The Sun Also Rises


For a while I’ve been trying to do something about it. And so has everybody else. As the relentless moon pulls the ocean, the tide rushes in, higher than myself. I am surrounded by loneliness. The epic selfish tragedy of us is that we are lonely. It’s epic because loneliness is under most of our thoughts and actions, good or bad, big or small. Except for the ones motivated by jealousy or guilt, but most often it’s a mixture of all three. It’s selfish because the business is utterly self-centered. Our biggest concern is not world poverty, climate change, or justice, but our psychological well-being. But after all, we’re all only human. What can we do about our weak self-pity? Not much. Nevertheless, it doesn’t render the whole affair somehow less egocentric and foolish. Finally, it’s a tragedy because one rarely finds an effective cure. Very rarely, people come across a 100% antidote. Others are mere painkillers, maybe a 40%. But even for the 100% antidotes, who knows? The most effective drugs for an incurable illness are often anesthetics and hallucinogens.

To keep myself from drowning, I desperately paw in the air. I listen to music. You can choose rock to beat your senses up, the blues for deep resonation. At the same time, music is also an effective lock for the loop of depression. I reach out to friends. They shortly fill the emptiness inside, but when we part, and I look down, I find that the eddie below me has grown, gobbling me down. I talk to my family. It's the safest bay, but I’m in a boarding school, so no. A book, perhaps. I am not exceptionally hopeful as I pick up my favorite: The Sun Also Rises.

The Sun Also Rises introduces the Hemingway-ian hero, Jake Barnes. Jake keeps many acquaintances, but he also dislikes most of them, either out of envy or moral judgement. That’s me. He despises Robert Cohn for his insecurity and foolishness, and his hate deepens when Cohn goes out with Brett Ashley. Though half blinded by love, Jake disapproves Brett’s way of coping with the scar of war: having numerous affairs. Nonetheless, Jake hangs out with these people. Friends, food, and fishing relieves his pain to some extent. One important thing to point out is that Jake is strikingly similar to Cohn. They are both writers, athletes, and attracted to Brett. The difference, I suppose, is that Jake is aware of his lonely insecurity and tries to shut up about it. That quality, apart from him being the narrator, makes him more likeable to the common eye. Or to me, at least. So I try to shut up about my epic selfish tragedy, too.

Jake is my favorite fictional character not only because he is quietly insightful, but also because he is broken.

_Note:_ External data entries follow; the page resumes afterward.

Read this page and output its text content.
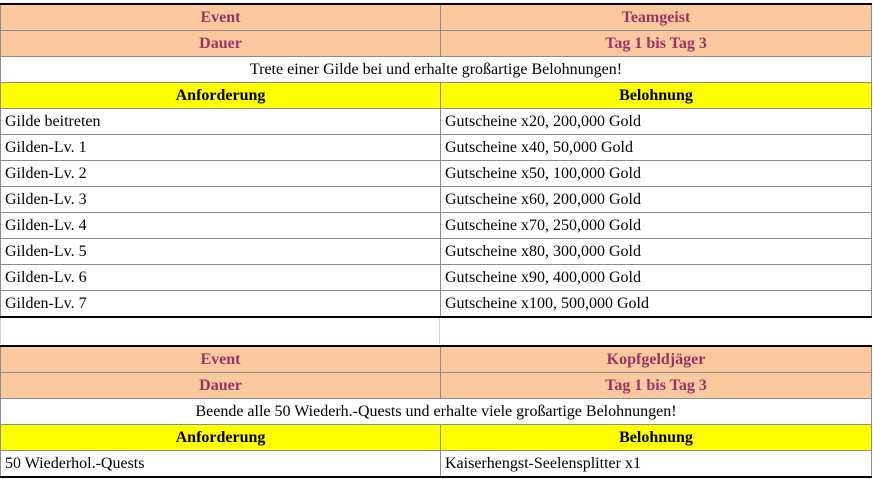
Event	Teamgeist
Dauer	Tag 1 bis Tag 3
Trete einer Gilde bei und erhalte großartige Belohnungen!	
Anforderung	Belohnung
Gilde beitreten	Gutscheine x20, 200,000 Gold
Gilden-Lv. 1	Gutscheine x40, 50,000 Gold
Gilden-Lv. 2	Gutscheine x50, 100,000 Gold
Gilden-Lv. 3	Gutscheine x60, 200,000 Gold
Gilden-Lv. 4	Gutscheine x70, 250,000 Gold
Gilden-Lv. 5	Gutscheine x80, 300,000 Gold
Gilden-Lv. 6	Gutscheine x90, 400,000 Gold
Gilden-Lv. 7	Gutscheine x100, 500,000 Gold
Event	Kopfgeldjäger
Dauer	Tag 1 bis Tag 3
Beende alle 50 Wiederh.-Quests und erhalte viele großartige Belohnungen!	
Anforderung	Belohnung
50 Wiederhol.-Quests	Kaiserhengst-Seelensplitter x1
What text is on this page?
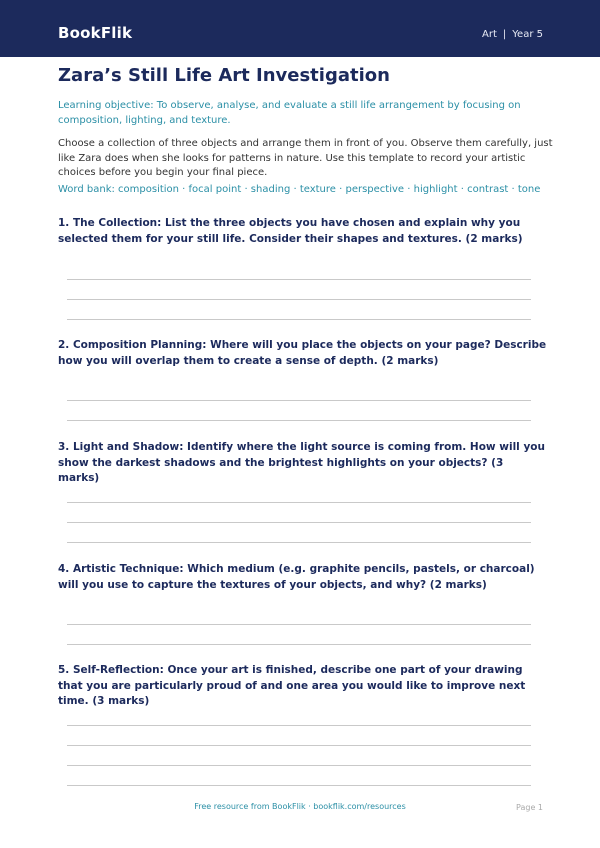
BookFlik	Art | Year 5
Zara’s Still Life Art Investigation
Learning objective: To observe, analyse, and evaluate a still life arrangement by focusing on composition, lighting, and texture.
Choose a collection of three objects and arrange them in front of you. Observe them carefully, just like Zara does when she looks for patterns in nature. Use this template to record your artistic choices before you begin your final piece.
Word bank: composition · focal point · shading · texture · perspective · highlight · contrast · tone
1. The Collection: List the three objects you have chosen and explain why you selected them for your still life. Consider their shapes and textures. (2 marks)
2. Composition Planning: Where will you place the objects on your page? Describe how you will overlap them to create a sense of depth. (2 marks)
3. Light and Shadow: Identify where the light source is coming from. How will you show the darkest shadows and the brightest highlights on your objects? (3 marks)
4. Artistic Technique: Which medium (e.g. graphite pencils, pastels, or charcoal) will you use to capture the textures of your objects, and why? (2 marks)
5. Self-Reflection: Once your art is finished, describe one part of your drawing that you are particularly proud of and one area you would like to improve next time. (3 marks)
Free resource from BookFlik · bookflik.com/resources	Page 1
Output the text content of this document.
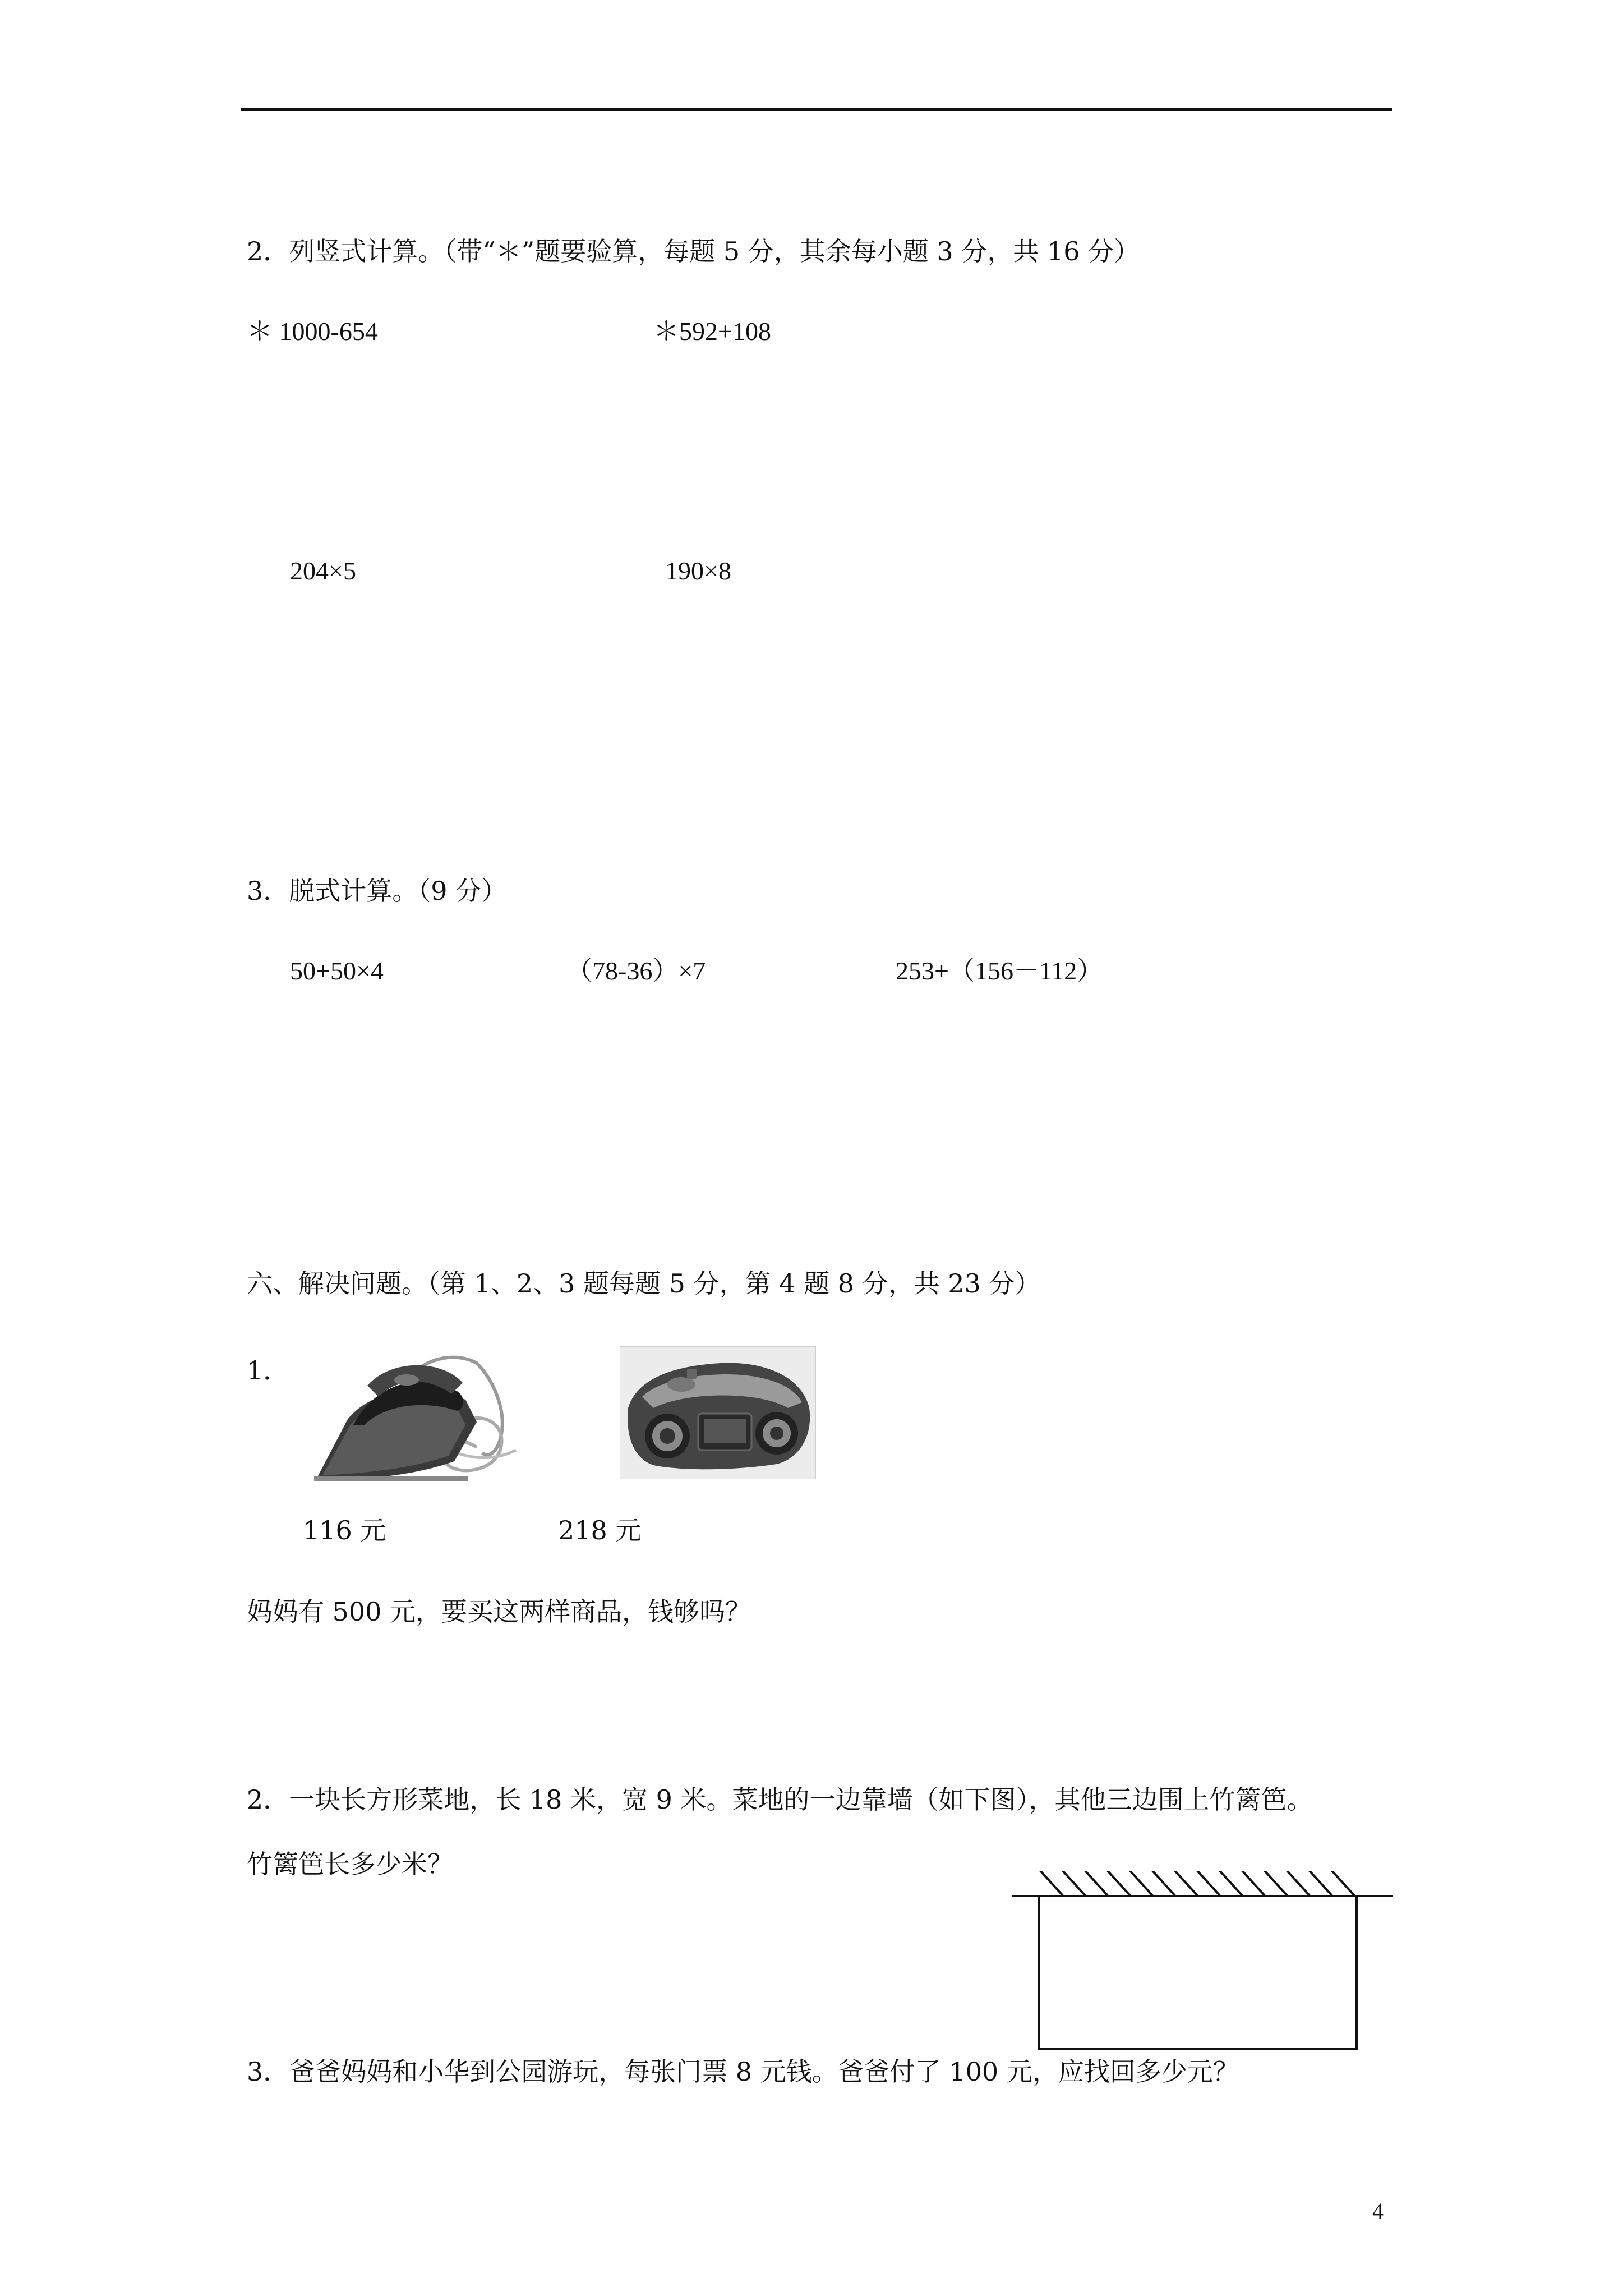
2．列竖式计算。（带“＊”题要验算，每题 5 分，其余每小题 3 分，共 16 分）
＊ 1000-654	＊592+108
204×5	190×8
3．脱式计算。（9 分）
50+50×4	（78-36）×7	253+（156－112）
六、解决问题。（第 1、2、3 题每题 5 分，第 4 题 8 分，共 23 分）
1．
116 元	218 元
妈妈有 500 元，要买这两样商品，钱够吗？
2．一块长方形菜地，长 18 米，宽 9 米。菜地的一边靠墙（如下图），其他三边围上竹篱笆。
竹篱笆长多少米？
3．爸爸妈妈和小华到公园游玩，每张门票 8 元钱。爸爸付了 100 元，应找回多少元？
4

Mentally and physically damaged, Jake still goes on with life. Often times, the loneliness washes back, but still I do not wish to succumb. I am no war veteran, but Jake is my hero. But why? Why does Jake go on?


Opening my laptop, I go to an online literature forum. One user asks, “What is the point of The Sun Also Rises?” I click on the question, desperate to know the answers that the literature academics will give us. But the wifi shuts down, and the page won’t reload. I wait for a few minutes. Looking at the beige wallpaper of the half-loaded and refusing-to-load-further forum page, it suddenly comes to me: there is no point. Maybe that’s what Hemingway tried to tell us. That it in itself is the point. The broken people of the Lost Generation struggle to find a meaning in life. The end. We are lost, we are lonely, but we go on. It’s a life-sized, though not odyssean-heroic, struggle. As I float, I look up at the sky up high above me. Maybe I’ll understand why the moon gives us this shit someday. Meanwhile, the tide ebbs out, and I continue to swim.